Harnessing the power of marketing data has become a top initiative for many organizations. Being able to make data-driven decisions based on customer or operational data is now essential to delivering great, consistent customer experiences across various channels.
Companies such as Toyota, IKEA, and others are examples of firms creating real-time micro-moments with emerging technologies to keep up with increased consumer demand for control of their own brand experiences. For example, Toyota last year created a Connected Technologies division to better provide customer experiences in its vehicles. And IKEA is using virtual reality to enable consumers to better visualize how different colors and styles would work together in a room.
Such high-level initiatives require a good handle on consumer and operations data. But despite these forward-thinking brands, many others have experienced some roadblocks that have kept them from understanding and utilizing their marketing data well enough to make a big impact on customer experiences. Fortunately, there are some strategies they can use to jump these hurdles and take their information to the next level.
Get C-suite level support for data-driven marketing
Fifty-four percent of marketers say they have an inadequate budget to advance a truly data-driven customer strategy, and about 33% say there’s no senior-level support to spark such a change. 1
Marketers need to better connect their marketing, campaign, channel, and content metrics to the organization’s bottom line to attract more C-suite eyeballs. Views and engagement metrics are a good start to show value. But they only give half the picture.
They need to gain a broader picture by collecting various types of data, including operational and customer data to make the biggest impact. To gain C-level support—and funding—to take marketing data to the next level, organizations also should study specific data metrics, such as:
How many customers engaged with the content or experience?
How did the customers engage with the experience (e.g. how long, what did they do afterward)?
How long internal or external resources took to build the content?
How much budget was allocated and spent?
How much of a lift in revenue could be attributed to it?
If marketers can get a handle on both the performance and operational data, marketers can give their C-suite a broad, data-driven picture of how each campaign or content connects with ROI. This business-level conversation in turn will offer more weight to why it’s essential for their organization to spend more on analytics and take data to the next level.
What data should you use vs what data can you use
Well before the recent Facebook privacy issues, many consumers had been reluctant to share personal information with companies.
As advancements in technology that collects, analyzes, and stores such data have given way to tools, including microchips, voice and facial recognition, chatbots, and other smart data devices, some people may consider certain uses of their personal information via these solutions creepy—which can negatively affect brand interactions.

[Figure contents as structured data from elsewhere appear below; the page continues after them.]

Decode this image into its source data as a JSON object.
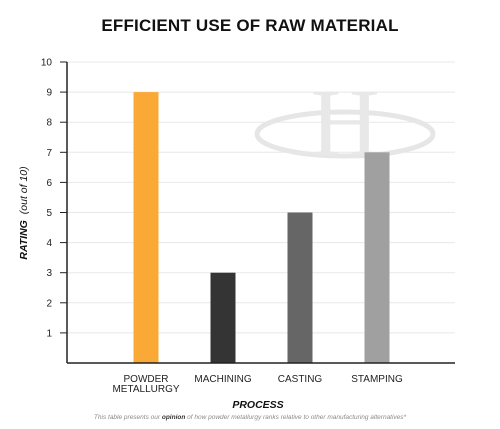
{
  "chart_data": {
    "type": "bar",
    "title": "EFFICIENT USE OF RAW MATERIAL",
    "xlabel": "PROCESS",
    "ylabel": "RATING",
    "ylabel_note": "(out of 10)",
    "categories": [
      "POWDER METALLURGY",
      "MACHINING",
      "CASTING",
      "STAMPING"
    ],
    "category_lines": [
      [
        "POWDER",
        "METALLURGY"
      ],
      [
        "MACHINING"
      ],
      [
        "CASTING"
      ],
      [
        "STAMPING"
      ]
    ],
    "values": [
      9,
      3,
      5,
      7
    ],
    "colors": [
      "#FBA936",
      "#343434",
      "#666666",
      "#A0A0A0"
    ],
    "ylim": [
      0,
      10
    ],
    "yticks": [
      1,
      2,
      3,
      4,
      5,
      6,
      7,
      8,
      9,
      10
    ],
    "grid": true,
    "legend": "none"
  },
  "watermark": {
    "letter": "H",
    "description": "logo watermark"
  },
  "footnote": {
    "before": "This table presents our ",
    "emphasis": "opinion",
    "after": " of how powder metallurgy ranks relative to other manufacturing alternatives*"
  }
}
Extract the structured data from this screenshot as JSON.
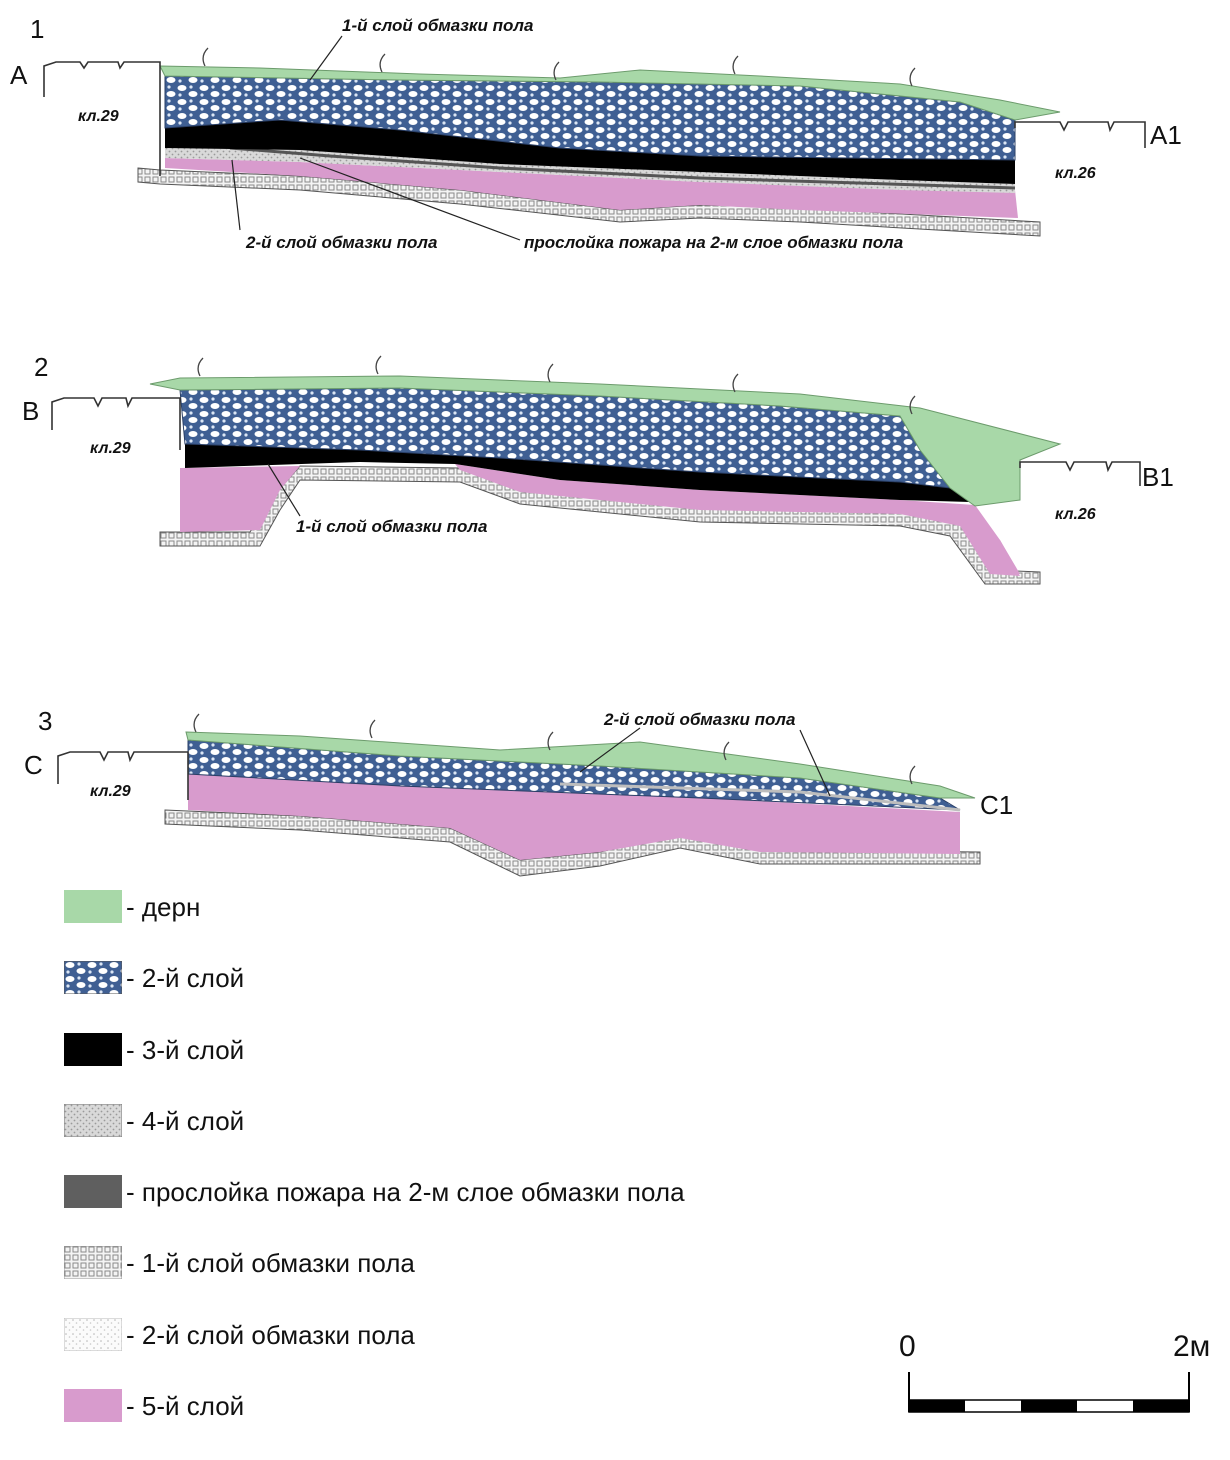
{
  "sections": [
    {
      "number": "1",
      "start_label": "А",
      "end_label": "А1",
      "left_marker": "кл.29",
      "right_marker": "кл.26",
      "annotations": [
        "1-й слой обмазки пола",
        "2-й слой обмазки пола",
        "прослойка пожара на 2-м слое обмазки пола"
      ]
    },
    {
      "number": "2",
      "start_label": "В",
      "end_label": "В1",
      "left_marker": "кл.29",
      "right_marker": "кл.26",
      "annotations": [
        "1-й слой обмазки пола"
      ]
    },
    {
      "number": "3",
      "start_label": "С",
      "end_label": "С1",
      "left_marker": "кл.29",
      "annotations": [
        "2-й слой обмазки пола"
      ]
    }
  ],
  "legend": [
    {
      "label": "- дерн",
      "swatch": "turf",
      "color": "#a8d8a8"
    },
    {
      "label": "- 2-й слой",
      "swatch": "layer2",
      "color": "#3f5f93"
    },
    {
      "label": "- 3-й слой",
      "swatch": "layer3",
      "color": "#000000"
    },
    {
      "label": "- 4-й слой",
      "swatch": "layer4",
      "color": "#d6d6d6"
    },
    {
      "label": "- прослойка пожара на 2-м слое обмазки пола",
      "swatch": "fire",
      "color": "#5f5f5f"
    },
    {
      "label": "- 1-й слой обмазки пола",
      "swatch": "floor1",
      "color": "#ececec"
    },
    {
      "label": "- 2-й слой обмазки пола",
      "swatch": "floor2",
      "color": "#f2f2f2"
    },
    {
      "label": "- 5-й слой",
      "swatch": "layer5",
      "color": "#d89bcd"
    }
  ],
  "scale_bar": {
    "start": "0",
    "end": "2м"
  }
}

Further, the use of these technologies isn’t foolproof—they can make mistakes or play into negative stereotypes of customer attributes, which could ultimately kill a brand’s reputation.
To make customers more comfortable sharing personal data, marketers first must step back and decide what kind of data they should collect, rather than just what they can. Then they must reassess how they can use that data to create personal—not creepy—experiences.
Once they have these metrics, marketers need to overtly communicate what information they will be collecting and why to ensure consumers are comfortable sharing each type of data (and allow customers who aren’t comfortable to opt out of sharing data). For example, U.S. brands could do a better job with communicating to consumers about what data they’d like to collect—and how they intend to use it. Further, they should communicate what attributes they won’t be collecting, which may help ease consumers’ minds about the potential bias that can come with data-driven marketing.2
Don’t rely on just data: Use creativity and common sense
Data doesn’t lie, but it can be misleading. Without context, it doesn’t tell the whole truth—it just gives part of the picture.
Collecting more data and piecing it together can help. But marketers also need to use common sense and take emotions and gut reactions into consideration when analyzing such information. After all, customers are more to brands than just a sea of data fields.
While AI can help put together a more comprehensive picture, the evolving technology can’t yet register emotions in customer attributes, such as empathy or creativity. So marketers need to step in and manage these unspoken elements of data in order to create tactful, successful campaigns and content.
Organizations have an increasing number of tools at their fingertips to better collect, manage, and utilize data to take their marketing to the next level. And by involving the c-suite, getting customers more comfortable with sharing data, and using common sense, they can use this proliferation of information to develop more revolutionary, successful, and personalized experiences.